December 3, 2016 -- In a series of flashbacks, an anthropologist recounts his travels and his love life from youth through middle age. He begins and ends this journey in great emotional pain, first, anger at his mentally ill mother, and later, anger over a friend's betrayal. In between, those golden years.
Paul Dédalus (played by Mathieu Amalric of the “Grand Budapest Hotel”) is detained in Tajikistan because of a passport problem. This leads to a story about how another person ended up using Paul's passport to escape from the USSR years earlier, and how he somehow lost touch with an old friend.
Paul's stories inevitably circle back to a girl he used to know. He is still carrying a torch for her. Her name is Esther (played by Lou Roy-Lecollinet) a beautiful girl Paul knew during his school years (Paul is played as an adolescent by Quentin Dolmaire). The romance between Paul and Esther continues off and on for six years as Paul makes his way through college and graduate school.
Paul and Esther come together and drift apart over the years, having affairs with other people, but always coming back to each other. Esther turns out to be somewhat fragile. She doesn't do well on her own, while Paul is able to adjust to the monkish life of an impoverished student.
When Paul is away, Esther hooks up with other men, but when Paul returns from school, she returns to him, but there are more serious breakups from time to time. Esther has a lot of emotional difficulty during Paul's absences. At one time, one of Paul's friends takes advantage of Paul's absence with Esther, enraging him.

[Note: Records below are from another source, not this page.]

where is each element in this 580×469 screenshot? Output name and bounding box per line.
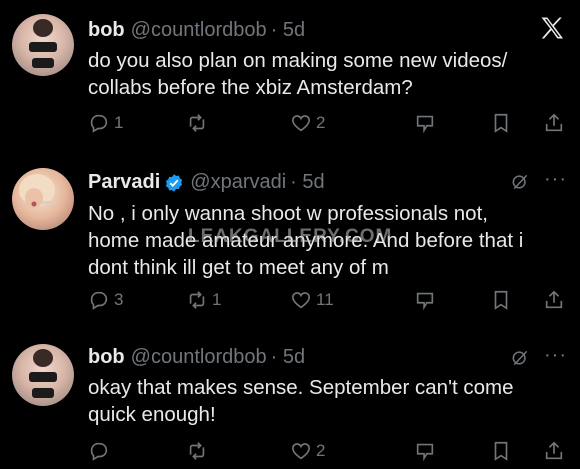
tweet-text: do you also plan on making some new vide… (88, 47, 548, 101)
reply-button[interactable]: 3 (88, 289, 123, 311)
author-handle[interactable]: @countlordbob (131, 19, 267, 42)
avatar[interactable] (12, 14, 74, 76)
reply-button[interactable]: 1 (88, 112, 123, 134)
retweet-button[interactable]: 1 (186, 289, 221, 311)
share-icon (545, 113, 563, 132)
analytics-icon (416, 115, 434, 134)
bookmark-button[interactable] (490, 112, 512, 134)
tweet-text-line: quick enough! (88, 403, 216, 426)
bookmark-button[interactable] (490, 440, 512, 462)
avatar[interactable] (12, 344, 74, 406)
reply-count: 3 (114, 290, 124, 309)
bookmark-button[interactable] (490, 289, 512, 311)
heart-icon (291, 443, 311, 460)
tweet-bob-2[interactable]: bob @countlordbob · 5d ··· okay that mak… (0, 344, 580, 469)
share-button[interactable] (543, 112, 565, 134)
analytics-button[interactable] (414, 289, 436, 311)
timestamp[interactable]: · 5d (271, 19, 305, 42)
bookmark-icon (494, 113, 508, 133)
retweet-count: 1 (212, 290, 222, 309)
analytics-button[interactable] (414, 112, 436, 134)
timestamp[interactable]: · 5d (290, 171, 324, 194)
author-name[interactable]: bob (88, 19, 125, 42)
reply-count: 1 (114, 113, 124, 132)
analytics-icon (416, 443, 434, 462)
bookmark-icon (494, 290, 508, 310)
tweet-text-line: do you also plan on making some new vide… (88, 49, 508, 72)
avatar[interactable] (12, 168, 74, 230)
tweet-text-line: collabs before the xbiz Amsterdam? (88, 76, 413, 99)
retweet-icon (189, 442, 205, 460)
author-name[interactable]: bob (88, 346, 125, 369)
author-name[interactable]: Parvadi (88, 171, 160, 194)
tweet-parvadi[interactable]: Parvadi @xparvadi · 5d ··· No , i only w… (0, 168, 580, 318)
share-icon (545, 441, 563, 460)
like-count: 11 (316, 290, 334, 309)
like-count: 2 (316, 441, 326, 460)
reply-icon (90, 114, 108, 133)
analytics-icon (416, 292, 434, 311)
like-button[interactable]: 2 (290, 440, 325, 462)
tweet-text-line: okay that makes sense. September can't c… (88, 376, 514, 399)
heart-icon (291, 115, 311, 132)
like-button[interactable]: 11 (290, 289, 334, 311)
retweet-icon (189, 291, 205, 309)
author-handle[interactable]: @countlordbob (131, 346, 267, 369)
like-count: 2 (316, 113, 326, 132)
more-icon[interactable]: ··· (544, 168, 567, 191)
tweet-text-line: dont think ill get to meet any of m (88, 256, 389, 279)
retweet-button[interactable] (186, 440, 212, 462)
reply-button[interactable] (88, 440, 114, 462)
retweet-button[interactable] (186, 112, 212, 134)
share-button[interactable] (543, 289, 565, 311)
more-icon[interactable]: ··· (544, 344, 567, 367)
tweet-text-line: No , i only wanna shoot w professionals … (88, 202, 488, 225)
timestamp[interactable]: · 5d (271, 346, 305, 369)
grok-icon[interactable] (510, 348, 530, 368)
tweet-text: No , i only wanna shoot w professionals … (88, 200, 548, 281)
reply-icon (90, 291, 108, 310)
share-button[interactable] (543, 440, 565, 462)
heart-icon (291, 292, 311, 309)
reply-icon (90, 442, 108, 461)
grok-icon[interactable] (510, 172, 530, 192)
tweet-bob-1[interactable]: bob @countlordbob · 5d do you also plan … (0, 14, 580, 154)
retweet-icon (189, 114, 205, 132)
analytics-button[interactable] (414, 440, 436, 462)
like-button[interactable]: 2 (290, 112, 325, 134)
tweet-text-line: home made amateur anymore. And before th… (88, 229, 524, 252)
bookmark-icon (494, 441, 508, 461)
author-handle[interactable]: @xparvadi (190, 171, 286, 194)
tweet-text: okay that makes sense. September can't c… (88, 374, 548, 428)
share-icon (545, 290, 563, 309)
verified-badge-icon (166, 173, 183, 192)
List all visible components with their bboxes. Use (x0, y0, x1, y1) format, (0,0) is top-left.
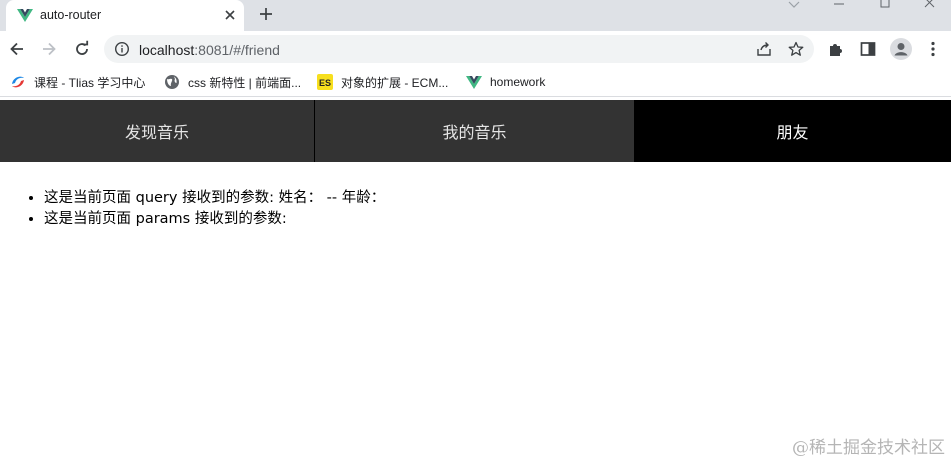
forward-icon[interactable] (40, 40, 58, 58)
browser-toolbar: localhost:8081/#/friend (0, 31, 951, 67)
minimize-icon[interactable] (831, 0, 847, 12)
page: 发现音乐 我的音乐 朋友 这是当前页面 query 接收到的参数: 姓名： --… (0, 100, 951, 464)
extensions-icon[interactable] (827, 40, 845, 58)
svg-text:ES: ES (319, 78, 331, 88)
reload-icon[interactable] (73, 40, 91, 58)
browser-tab[interactable]: auto-router (6, 0, 244, 31)
bookmark-star-icon[interactable] (788, 41, 804, 57)
tab-strip: auto-router (0, 0, 951, 31)
bookmark-label: homework (490, 75, 546, 89)
watermark: @稀土掘金技术社区 (792, 438, 945, 458)
chevron-down-icon[interactable] (786, 0, 802, 12)
info-icon[interactable] (114, 41, 130, 57)
nav-link-discover-music[interactable]: 发现音乐 (0, 100, 315, 162)
side-panel-icon[interactable] (859, 40, 877, 58)
bookmark-label: 对象的扩展 - ECM... (341, 75, 449, 90)
back-icon[interactable] (8, 40, 26, 58)
avatar[interactable] (890, 38, 912, 60)
nav-bar: 发现音乐 我的音乐 朋友 (0, 100, 951, 162)
es-icon: ES (317, 74, 333, 90)
bookmark-es[interactable]: ES 对象的扩展 - ECM... (317, 73, 448, 91)
params-list: 这是当前页面 query 接收到的参数: 姓名： -- 年龄： 这是当前页面 p… (44, 188, 385, 230)
address-bar[interactable]: localhost:8081/#/friend (104, 35, 814, 63)
share-icon[interactable] (756, 41, 772, 57)
maximize-icon[interactable] (877, 0, 893, 12)
bookmarks-bar: 课程 - Tlias 学习中心 css 新特性 | 前端面... ES 对象的扩… (0, 67, 951, 97)
tab-title: auto-router (40, 8, 102, 22)
tlias-icon (12, 76, 24, 88)
bookmark-homework[interactable]: homework (466, 73, 545, 91)
query-params-item: 这是当前页面 query 接收到的参数: 姓名： -- 年龄： (44, 188, 385, 209)
url-path: :8081/#/friend (194, 42, 280, 58)
vue-icon (466, 76, 482, 89)
url-host: localhost (139, 42, 195, 58)
bookmark-label: css 新特性 | 前端面... (188, 75, 302, 90)
url-text: localhost:8081/#/friend (139, 42, 280, 58)
route-params-item: 这是当前页面 params 接收到的参数: (44, 209, 385, 230)
bookmark-tlias[interactable]: 课程 - Tlias 学习中心 (10, 73, 145, 91)
bookmark-label: 课程 - Tlias 学习中心 (34, 75, 146, 90)
window-close-icon[interactable] (922, 0, 938, 12)
close-icon[interactable] (222, 7, 238, 23)
nav-link-friend[interactable]: 朋友 (634, 100, 951, 162)
more-menu-icon[interactable] (924, 40, 942, 58)
vue-icon (17, 9, 33, 22)
new-tab-icon[interactable] (258, 6, 274, 22)
router-view: 这是当前页面 query 接收到的参数: 姓名： -- 年龄： 这是当前页面 p… (44, 188, 385, 230)
bookmark-css[interactable]: css 新特性 | 前端面... (164, 73, 301, 91)
globe-icon (165, 75, 179, 89)
nav-link-my-music[interactable]: 我的音乐 (315, 100, 634, 162)
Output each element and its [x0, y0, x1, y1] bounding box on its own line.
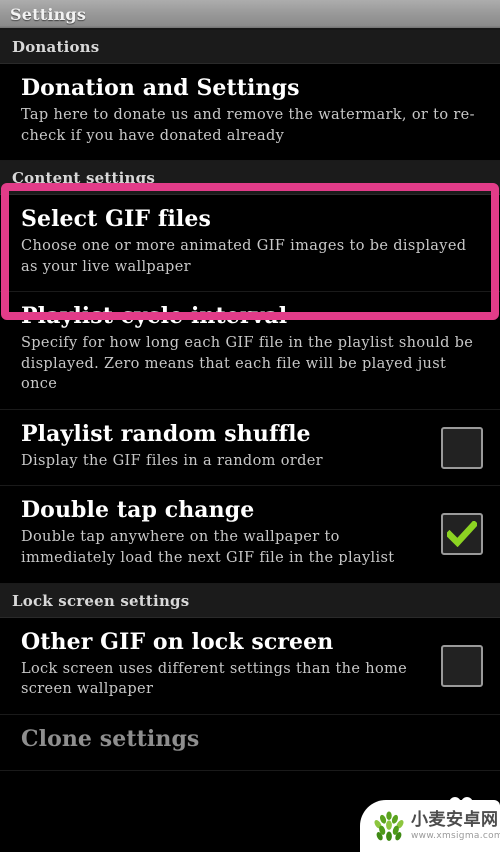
setting-summary: Double tap anywhere on the wallpaper to … — [21, 529, 395, 566]
setting-row-select-gif-files[interactable]: Select GIF files Choose one or more anim… — [0, 195, 500, 293]
window-title-bar: Settings — [0, 0, 500, 30]
setting-title: Playlist cycle interval — [21, 303, 288, 330]
checkbox-double-tap-change[interactable] — [441, 513, 483, 556]
setting-row-other-gif-on-lock-screen[interactable]: Other GIF on lock screen Lock screen use… — [0, 617, 500, 715]
site-watermark: 小麦安卓网 www.xmsigma.com — [360, 800, 500, 852]
setting-summary: Tap here to donate us and remove the wat… — [21, 106, 475, 144]
setting-row-playlist-random-shuffle[interactable]: Playlist random shuffle Display the GIF … — [0, 409, 500, 487]
section-header-label: Lock screen settings — [12, 591, 190, 610]
setting-title: Donation and Settings — [21, 75, 300, 101]
setting-title: Playlist random shuffle — [21, 420, 311, 447]
setting-title: Double tap change — [21, 497, 255, 524]
section-header-label: Content settings — [12, 169, 155, 188]
setting-title: Select GIF files — [21, 206, 211, 233]
checkmark-icon — [447, 521, 477, 548]
page-title: Settings — [10, 4, 87, 24]
setting-row-playlist-cycle-interval[interactable]: Playlist cycle interval Specify for how … — [0, 292, 500, 410]
setting-title: Other GIF on lock screen — [21, 628, 334, 655]
checkbox-playlist-random-shuffle[interactable] — [441, 426, 483, 469]
section-header-lock-screen-settings: Lock screen settings — [0, 583, 500, 618]
section-header-donations: Donations — [0, 30, 500, 64]
section-header-content-settings: Content settings — [0, 161, 500, 196]
setting-summary: Specify for how long each GIF file in th… — [21, 335, 474, 393]
watermark-url: www.xmsigma.com — [411, 830, 500, 841]
settings-list[interactable]: Donations Donation and Settings Tap here… — [0, 30, 500, 852]
setting-summary: Lock screen uses different settings than… — [21, 660, 408, 698]
watermark-ears-decoration — [449, 797, 473, 806]
section-header-label: Donations — [12, 38, 100, 56]
setting-row-double-tap-change[interactable]: Double tap change Double tap anywhere on… — [0, 486, 500, 584]
setting-row-donation-and-settings[interactable]: Donation and Settings Tap here to donate… — [0, 64, 500, 162]
setting-title: Clone settings — [21, 725, 200, 752]
watermark-brand: 小麦安卓网 — [411, 809, 499, 830]
setting-summary: Choose one or more animated GIF images t… — [21, 238, 467, 275]
setting-row-clone-settings[interactable]: Clone settings — [0, 714, 500, 771]
watermark-text: 小麦安卓网 www.xmsigma.com — [411, 809, 500, 841]
wheat-logo-icon — [374, 811, 404, 841]
setting-summary: Display the GIF files in a random order — [21, 452, 323, 469]
checkbox-other-gif-on-lock-screen[interactable] — [441, 644, 483, 687]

No matter how much Paul and Esther want to be modern, emancipated, carefree, and have an open relationship, there is still stress, jealousy and pain in their relationship which flares up from time to time. They deeply love each other, but can't seem to manage to find a way to live together for any extended period of time.
This all finally comes to a head when Paul, now much older, confronts the friend who betrayed him and who took advantage of Eshter's emotional vulnerability. All the anger hidden inside suddenly pours forth in a white hot torrent. What had been unsaid for so long, is finally said, and it is not pretty.
Lou Roy-Lecollinet, Mathieu Amalric and Quentin Dolmaire all give great performances in this emotional roller coaster of a movie. The story itself seems a bit disjointed at times, but it works well enough because of the strength of the main characters. This film rates a B.